Let me ask you a question. Did the administration, when recommending the unconditional repeal of the Sherman law, believe that the repeal would cure our troubles? If it did, then it has been so badly mistaken that you have a right to mistrust the judgment of the administration. If, on the other hand, the administration knew that the repeal of the Sherman law would not bring relief and concealed that knowledge from the American people, then you have a right to distrust the honesty of the administration.

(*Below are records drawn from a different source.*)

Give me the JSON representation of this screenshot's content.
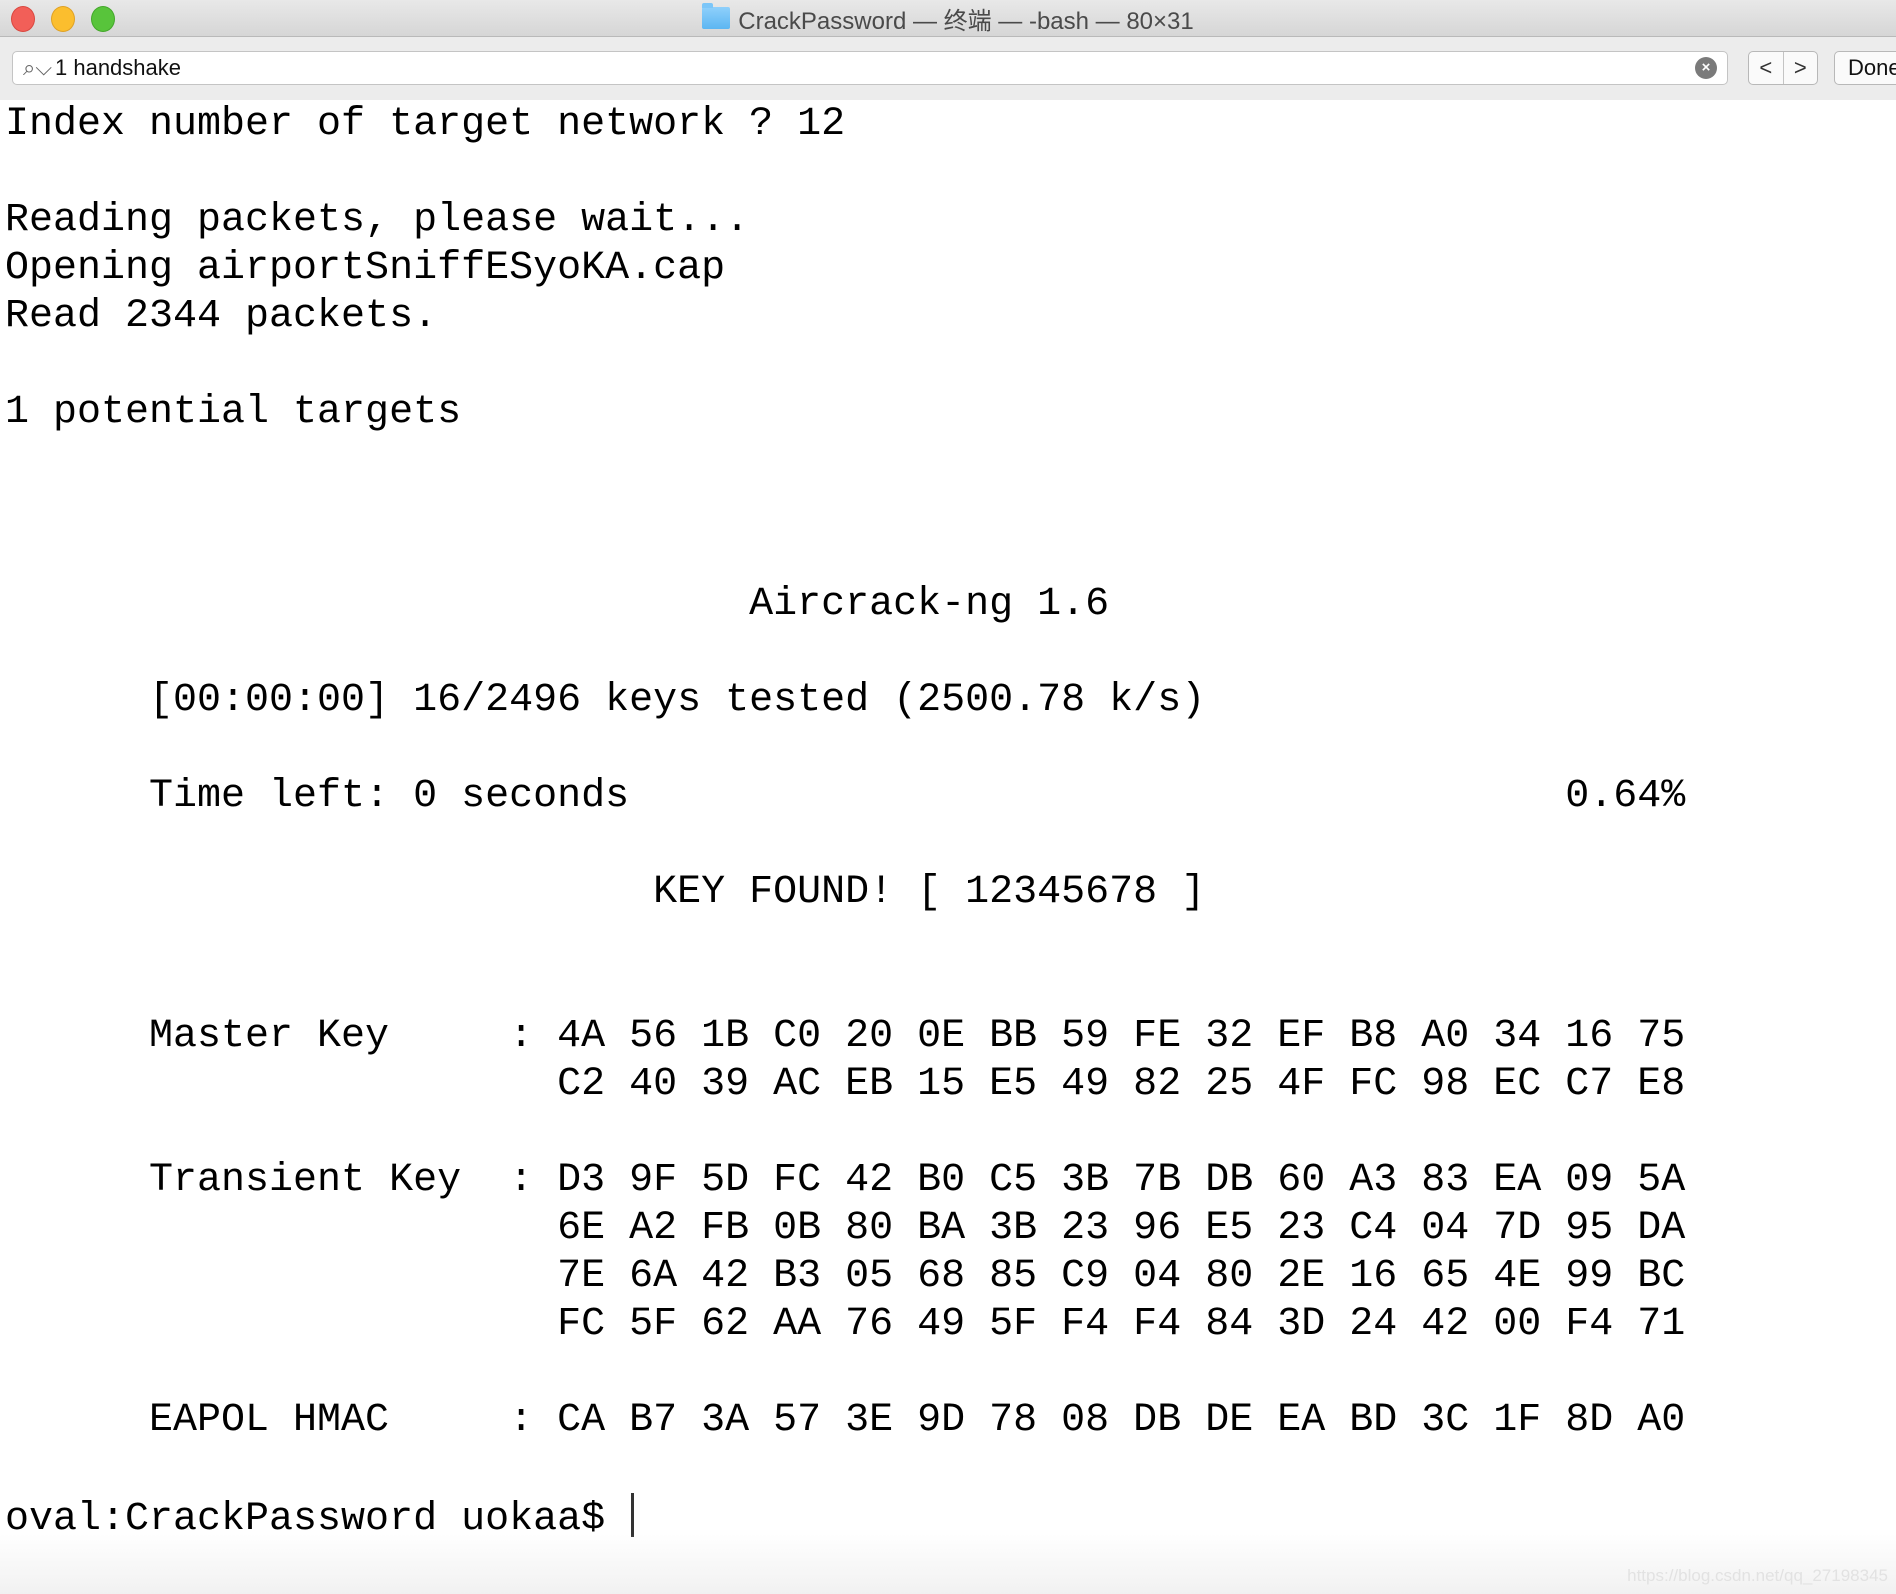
{
  "window": {
    "title": "CrackPassword — 终端 — -bash — 80×31",
    "folder_icon": "folder-icon"
  },
  "find_bar": {
    "value": "1 handshake",
    "prev_label": "<",
    "next_label": ">",
    "done_label": "Done"
  },
  "terminal": {
    "lines": [
      "Index number of target network ? 12",
      "",
      "Reading packets, please wait...",
      "Opening airportSniffESyoKA.cap",
      "Read 2344 packets.",
      "",
      "1 potential targets",
      "",
      "",
      "",
      "                               Aircrack-ng 1.6",
      "",
      "      [00:00:00] 16/2496 keys tested (2500.78 k/s)",
      "",
      "      Time left: 0 seconds                                       0.64%",
      "",
      "                           KEY FOUND! [ 12345678 ]",
      "",
      "",
      "      Master Key     : 4A 56 1B C0 20 0E BB 59 FE 32 EF B8 A0 34 16 75",
      "                       C2 40 39 AC EB 15 E5 49 82 25 4F FC 98 EC C7 E8",
      "",
      "      Transient Key  : D3 9F 5D FC 42 B0 C5 3B 7B DB 60 A3 83 EA 09 5A",
      "                       6E A2 FB 0B 80 BA 3B 23 96 E5 23 C4 04 7D 95 DA",
      "                       7E 6A 42 B3 05 68 85 C9 04 80 2E 16 65 4E 99 BC",
      "                       FC 5F 62 AA 76 49 5F F4 F4 84 3D 24 42 00 F4 71",
      "",
      "      EAPOL HMAC     : CA B7 3A 57 3E 9D 78 08 DB DE EA BD 3C 1F 8D A0",
      "",
      ""
    ],
    "prompt": "oval:CrackPassword uokaa$ "
  },
  "watermark": "https://blog.csdn.net/qq_27198345"
}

Did the administration know when it recommended the retirement of greenbacks and Treasury notes as a means of stopping the drain upon the gold in the Treasury that it would propose the policy that the Secretary of the Treasury has outlined in his letter? If it did know and did not tell the people, it was dishonest in not taking the people into its confidence, and if it did not know, then let it confess its ignorance of monetary laws and the finances of this country. Does the administration know now that, when it commences to redeem silver dollars in gold, it will start another endless chain which may drain the Treasury indefinitely and increase the bonded debt without limit, unless all the silver dollars are retired and bonds substituted for them? If it does not know, then it must confess itself ignorant on the subject, and if it does know and will not tell the people, then we have a right to question the candor and frankness of the administration.

Do not think that my language is harsh. It is not harsh. These men are the public servants of the American people and they have no more right to betray the people into the hands of the financiers of London than Benedict Arnold had to betray the American colonies into the hands of the British. This is all I have to say about the Secretary's letter at this time.

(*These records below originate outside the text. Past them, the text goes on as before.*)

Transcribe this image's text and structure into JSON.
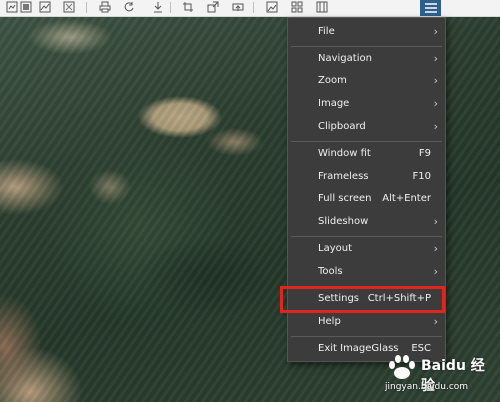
{
  "toolbar": {
    "icons": [
      "open-file-icon",
      "image-info-icon",
      "gallery-icon",
      "print-icon",
      "rotate-icon",
      "download-icon",
      "crop-icon",
      "resize-icon",
      "upload-icon",
      "image-icon",
      "thumbnails-grid-icon",
      "checkerboard-icon",
      "hamburger-menu-icon"
    ]
  },
  "menu": {
    "items": [
      {
        "label": "File",
        "shortcut": "",
        "submenu": true
      },
      {
        "label": "Navigation",
        "shortcut": "",
        "submenu": true
      },
      {
        "label": "Zoom",
        "shortcut": "",
        "submenu": true
      },
      {
        "label": "Image",
        "shortcut": "",
        "submenu": true
      },
      {
        "label": "Clipboard",
        "shortcut": "",
        "submenu": true
      },
      {
        "label": "Window fit",
        "shortcut": "F9",
        "submenu": false
      },
      {
        "label": "Frameless",
        "shortcut": "F10",
        "submenu": false
      },
      {
        "label": "Full screen",
        "shortcut": "Alt+Enter",
        "submenu": false
      },
      {
        "label": "Slideshow",
        "shortcut": "",
        "submenu": true
      },
      {
        "label": "Layout",
        "shortcut": "",
        "submenu": true
      },
      {
        "label": "Tools",
        "shortcut": "",
        "submenu": true
      },
      {
        "label": "Settings",
        "shortcut": "Ctrl+Shift+P",
        "submenu": false
      },
      {
        "label": "Help",
        "shortcut": "",
        "submenu": true
      },
      {
        "label": "Exit ImageGlass",
        "shortcut": "ESC",
        "submenu": false
      }
    ],
    "arrow_glyph": "›",
    "highlighted_item": "Settings",
    "highlight_color": "#e0251f",
    "accent_color": "#2f5f8d"
  },
  "watermark": {
    "title": "Baidu 经验",
    "url": "jingyan.baidu.com"
  }
}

In the few moments left to me I will call attention to the language used by the father of his country in his message given to the world one hundred years ago today. In this campaign we are demanding an American financial policy for the American people and are insisting that to our people alone shall be submitted the determination of the kind of dollars and the quantity of dollars the American people shall have. The Republican party in convention assembled adopted a platform which declares that we must maintain the present gold standard until the leading commercial nations of Europe shall join with us in abandoning it. Washington's message contains a rebuke to those who would surrender to foreign nations the right to dictate our policies. He said "Against the insidious wiles of foreign influence (I conjure you to believe me, fellowcitizens), the jealousy of a free people ought to be constantly awake; since history and experience prove that foreign influence is one of the most baneful foes of republican government."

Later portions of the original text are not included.